Ce livre est le fruit d'une thèse de l'Institut d'études poli­tiques de Paris dirigée par Rémy Leveau.

Les critiques des membres du jury, Jean-François Bayart, Paul Dumont, François Furet, Rémy Leveau, Ghassan Salamé et Michel Wieviorka, m'ont grandement aidé à combler cer­taines de ses lacunes.

Il s'inscrit dans la continuité d'un mémoire universitaire rédigé sous la direction de Robert Paris en 1986.

Il est également redevable aux discussions que j'ai eues avec Jean Leca.
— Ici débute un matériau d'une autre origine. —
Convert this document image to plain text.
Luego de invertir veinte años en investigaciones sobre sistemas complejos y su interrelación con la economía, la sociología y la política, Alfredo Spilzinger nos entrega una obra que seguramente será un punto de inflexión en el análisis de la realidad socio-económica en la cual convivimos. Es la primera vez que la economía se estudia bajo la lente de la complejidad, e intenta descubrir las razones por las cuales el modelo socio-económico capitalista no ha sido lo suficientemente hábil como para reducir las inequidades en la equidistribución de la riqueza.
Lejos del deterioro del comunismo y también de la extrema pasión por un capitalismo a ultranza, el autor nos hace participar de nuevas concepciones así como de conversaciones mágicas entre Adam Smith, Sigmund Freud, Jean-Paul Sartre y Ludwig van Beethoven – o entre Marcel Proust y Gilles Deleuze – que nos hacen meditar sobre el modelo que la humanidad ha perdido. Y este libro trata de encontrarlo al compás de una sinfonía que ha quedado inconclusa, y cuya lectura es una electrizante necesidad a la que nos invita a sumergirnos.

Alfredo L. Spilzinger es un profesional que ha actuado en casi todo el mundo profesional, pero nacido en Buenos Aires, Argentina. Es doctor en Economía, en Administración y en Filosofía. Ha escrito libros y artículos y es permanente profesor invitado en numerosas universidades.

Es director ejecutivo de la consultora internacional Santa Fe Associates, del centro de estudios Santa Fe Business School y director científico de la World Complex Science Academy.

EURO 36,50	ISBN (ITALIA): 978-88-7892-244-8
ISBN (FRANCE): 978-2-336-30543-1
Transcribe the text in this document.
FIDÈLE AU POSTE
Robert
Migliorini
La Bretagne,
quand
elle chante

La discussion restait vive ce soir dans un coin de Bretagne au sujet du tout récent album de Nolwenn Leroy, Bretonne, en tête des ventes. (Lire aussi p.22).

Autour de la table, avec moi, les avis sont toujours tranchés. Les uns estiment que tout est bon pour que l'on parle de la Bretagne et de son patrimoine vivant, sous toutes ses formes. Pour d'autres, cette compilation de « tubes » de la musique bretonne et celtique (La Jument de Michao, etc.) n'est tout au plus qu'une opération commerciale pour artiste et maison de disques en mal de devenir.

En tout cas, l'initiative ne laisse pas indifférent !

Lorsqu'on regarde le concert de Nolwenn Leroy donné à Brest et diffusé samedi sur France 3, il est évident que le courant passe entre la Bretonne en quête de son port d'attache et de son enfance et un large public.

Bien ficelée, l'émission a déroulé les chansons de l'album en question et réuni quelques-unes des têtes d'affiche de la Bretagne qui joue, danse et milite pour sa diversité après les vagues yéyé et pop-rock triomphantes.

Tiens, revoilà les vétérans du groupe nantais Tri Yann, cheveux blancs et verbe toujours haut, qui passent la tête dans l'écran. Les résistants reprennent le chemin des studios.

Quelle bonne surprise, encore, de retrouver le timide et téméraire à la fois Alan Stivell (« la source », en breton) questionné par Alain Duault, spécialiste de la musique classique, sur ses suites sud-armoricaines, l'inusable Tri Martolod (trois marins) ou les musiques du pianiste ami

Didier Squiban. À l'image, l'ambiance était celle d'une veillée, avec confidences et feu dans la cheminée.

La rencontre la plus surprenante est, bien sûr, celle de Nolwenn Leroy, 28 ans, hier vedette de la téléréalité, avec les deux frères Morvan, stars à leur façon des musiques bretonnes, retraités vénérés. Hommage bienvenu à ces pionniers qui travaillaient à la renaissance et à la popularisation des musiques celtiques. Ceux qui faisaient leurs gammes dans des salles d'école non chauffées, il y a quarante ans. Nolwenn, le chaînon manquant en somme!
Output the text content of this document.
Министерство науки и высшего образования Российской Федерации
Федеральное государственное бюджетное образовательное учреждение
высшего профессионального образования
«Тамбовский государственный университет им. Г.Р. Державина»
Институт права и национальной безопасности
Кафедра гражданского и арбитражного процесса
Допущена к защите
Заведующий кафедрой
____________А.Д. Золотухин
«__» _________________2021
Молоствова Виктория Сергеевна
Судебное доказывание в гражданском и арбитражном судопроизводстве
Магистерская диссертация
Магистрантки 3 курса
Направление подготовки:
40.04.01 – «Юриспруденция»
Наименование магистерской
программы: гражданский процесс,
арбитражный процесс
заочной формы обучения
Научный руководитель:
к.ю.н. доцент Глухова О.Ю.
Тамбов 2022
Mes réflexions ont mûri au gré des débats avec de nombreux chercheurs. Elizabeth Picard, Didier Bigo et Étienne François, notamment, n'ont jamais épargné leur aide amicale, morale et intellectuelle. Hoshmend Othman m'a autorisé à utiliser quelques-uns de ses entretiens avec des dirigeants de l'opposi­tion irakienne.
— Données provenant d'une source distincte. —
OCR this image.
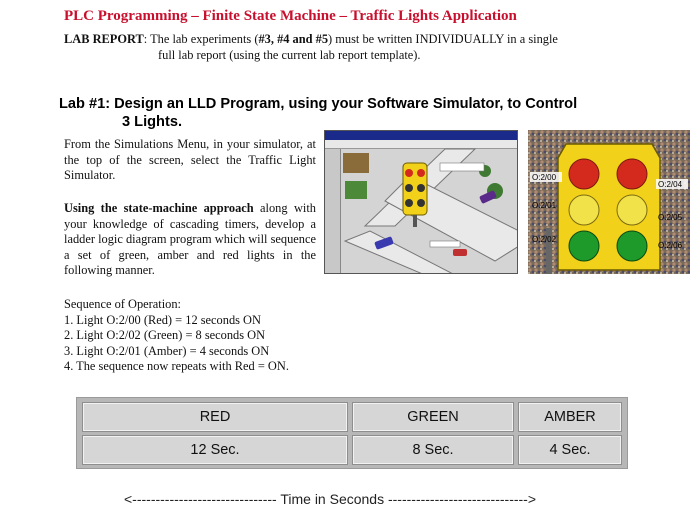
PLC Programming – Finite State Machine – Traffic Lights Application
LAB REPORT: The lab experiments (#3, #4 and #5) must be written INDIVIDUALLY in a single
full lab report (using the current lab report template).
Lab #1: Design an LLD Program, using your Software Simulator, to Control
3 Lights.
From the Simulations Menu, in your simulator, at the top of the screen, select the Traffic Light Simulator.
Using the state-machine approach along with your knowledge of cascading timers, develop a ladder logic diagram program which will sequence a set of green, amber and red lights in the following manner.
Sequence of Operation:
1. Light O:2/00 (Red) = 12 seconds ON
2. Light O:2/02 (Green) = 8 seconds ON
3. Light O:2/01 (Amber) = 4 seconds ON
4. The sequence now repeats with Red = ON.
O:2/00
O:2/04
O:2/01
O:2/05
O:2/02
O:2/06
RED	GREEN	AMBER
12 Sec.	8 Sec.	4 Sec.
<------------------------------- Time in Seconds ------------------------------>
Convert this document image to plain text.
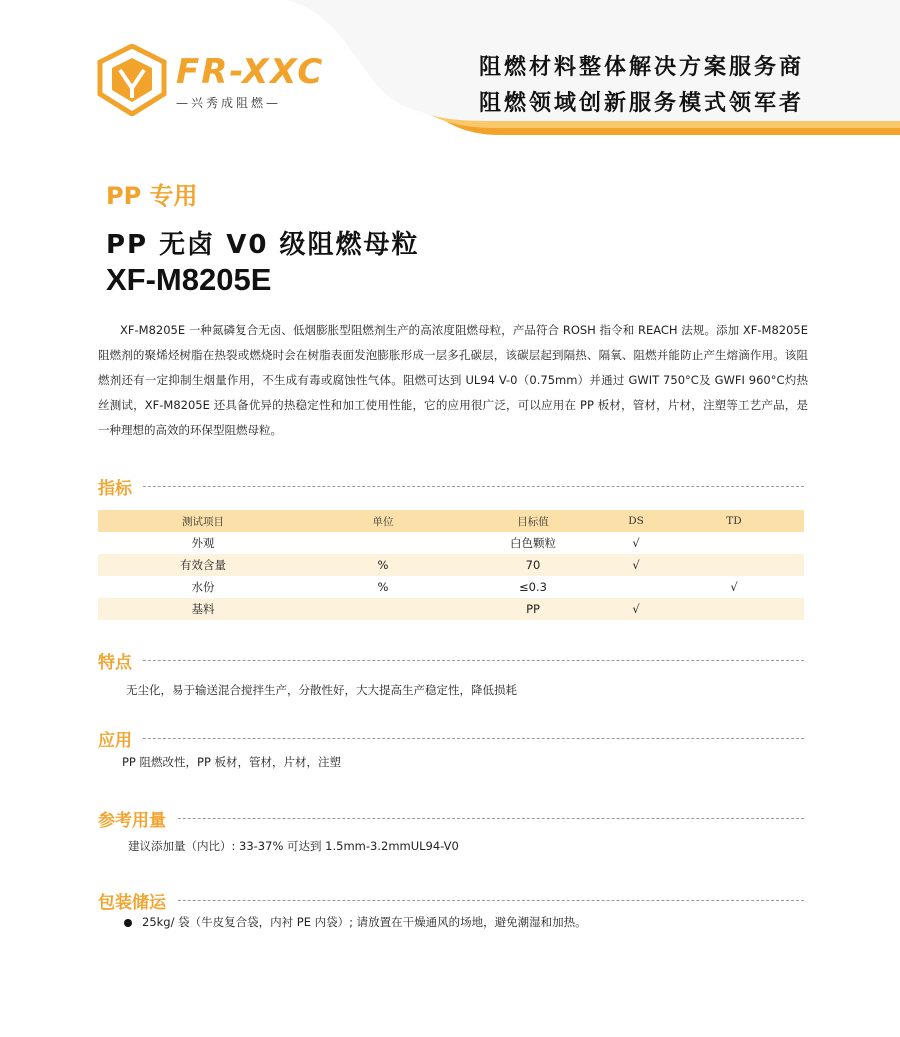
FR-XXC
—兴秀成阻燃—
阻燃材料整体解决方案服务商
阻燃领域创新服务模式领军者
PP 专用
PP 无卤 V0 级阻燃母粒
XF-M8205E

XF-M8205E 一种氮磷复合无卤、低烟膨胀型阻燃剂生产的高浓度阻燃母粒，产品符合 ROSH 指令和 REACH 法规。添加 XF-M8205E 阻燃剂的聚烯烃树脂在热裂或燃烧时会在树脂表面发泡膨胀形成一层多孔碳层，该碳层起到隔热、隔氧、阻燃并能防止产生熔滴作用。该阻燃剂还有一定抑制生烟量作用，不生成有毒或腐蚀性气体。阻燃可达到 UL94 V-0（0.75mm）并通过 GWIT 750°C及 GWFI 960°C灼热丝测试，XF-M8205E 还具备优异的热稳定性和加工使用性能，它的应用很广泛，可以应用在 PP 板材，管材，片材，注塑等工艺产品，是一种理想的高效的环保型阻燃母粒。

指标
测试项目	单位	目标值	DS	TD
外观		白色颗粒	√	
有效含量	%	70	√	
水份	%	≤0.3		√
基料		PP	√	
特点
无尘化，易于输送混合搅拌生产，分散性好，大大提高生产稳定性，降低损耗
应用
PP 阻燃改性，PP 板材，管材，片材，注塑
参考用量
建议添加量（内比）: 33-37% 可达到 1.5mm-3.2mmUL94-V0
包装储运
25kg/ 袋（牛皮复合袋，内衬 PE 内袋）; 请放置在干燥通风的场地，避免潮湿和加热。
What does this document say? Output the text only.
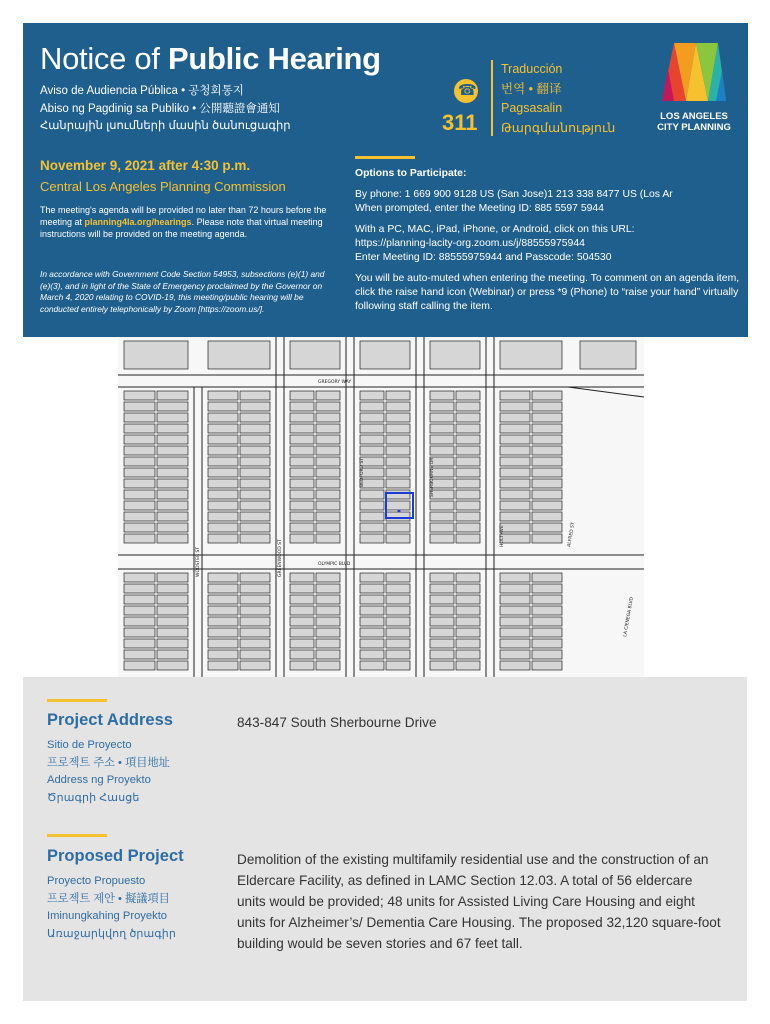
Notice of Public Hearing
Aviso de Audiencia Pública • 공청회통지
Abiso ng Pagdinig sa Publiko • 公開聽證會通知
Հանրային լսումների մասին ծանուցագիր
☎	311
Traducción
번역 • 翻译
Pagsasalin
Թարգմանություն
LOS ANGELES
CITY PLANNING
November 9, 2021 after 4:30 p.m.
Central Los Angeles Planning Commission
The meeting's agenda will be provided no later than 72 hours before the meeting at planning4la.org/hearings. Please note that virtual meeting instructions will be provided on the meeting agenda.
In accordance with Government Code Section 54953, subsections (e)(1) and (e)(3), and in light of the State of Emergency proclaimed by the Governor on March 4, 2020 relating to COVID-19, this meeting/public hearing will be conducted entirely telephonically by Zoom [https://zoom.us/].

Options to Participate:

By phone: 1 669 900 9128 US (San Jose)1 213 338 8477 US (Los Ar
When prompted, enter the Meeting ID: 885 5597 5944

With a PC, MAC, iPad, iPhone, or Android, click on this URL:
https://planning-lacity-org.zoom.us/j/88555975944
Enter Meeting ID: 88555975944 and Passcode: 504530

You will be auto-muted when entering the meeting. To comment on an agenda item, click the raise hand icon (Webinar) or press *9 (Phone) to “raise your hand” virtually following staff calling the item.

GREGORY WAY
OLYMPIC BLVD
BEDFORD ST	SHERBOURNE DR
HOLT AVE
WOOSTER ST	GREENWOOD ST
LA CIENEGA BLVD
ALFRED ST
Project Address
Sitio de Proyecto
프로젝트 주소 • 項目地址
Address ng Proyekto
Ծրագրի Հասցե
843-847 South Sherbourne Drive
Proposed Project
Proyecto Propuesto
프로젝트 제안 • 擬議項目
Iminungkahing Proyekto
Առաջարկվող ծրագիր
Demolition of the existing multifamily residential use and the construction of an Eldercare Facility, as defined in LAMC Section 12.03. A total of 56 eldercare units would be provided; 48 units for Assisted Living Care Housing and eight units for Alzheimer’s/ Dementia Care Housing. The proposed 32,120 square-foot building would be seven stories and 67 feet tall.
Ce livre doit sa version finale aux relectures de Hélène Aymen et de Cécile Jolly, aux suggestions et aux exigences de Bertrand Badie et de Mireille Perche et à l'amicale collaboration de l'équipe des Presses de Sciences Po.

De nombreuses personnalités ou amis kurdes, de Syrie, d'Irak, d'Iran, de Turquie ont bien voulu, pendant des années, m'accorder des entretiens ou m'apporter des informations fraîches.

Mon amie Cristina Cramerotti a partagé toutes les phases de l'élaboration de ce travail.

Ma dette envers eux tous est très grande.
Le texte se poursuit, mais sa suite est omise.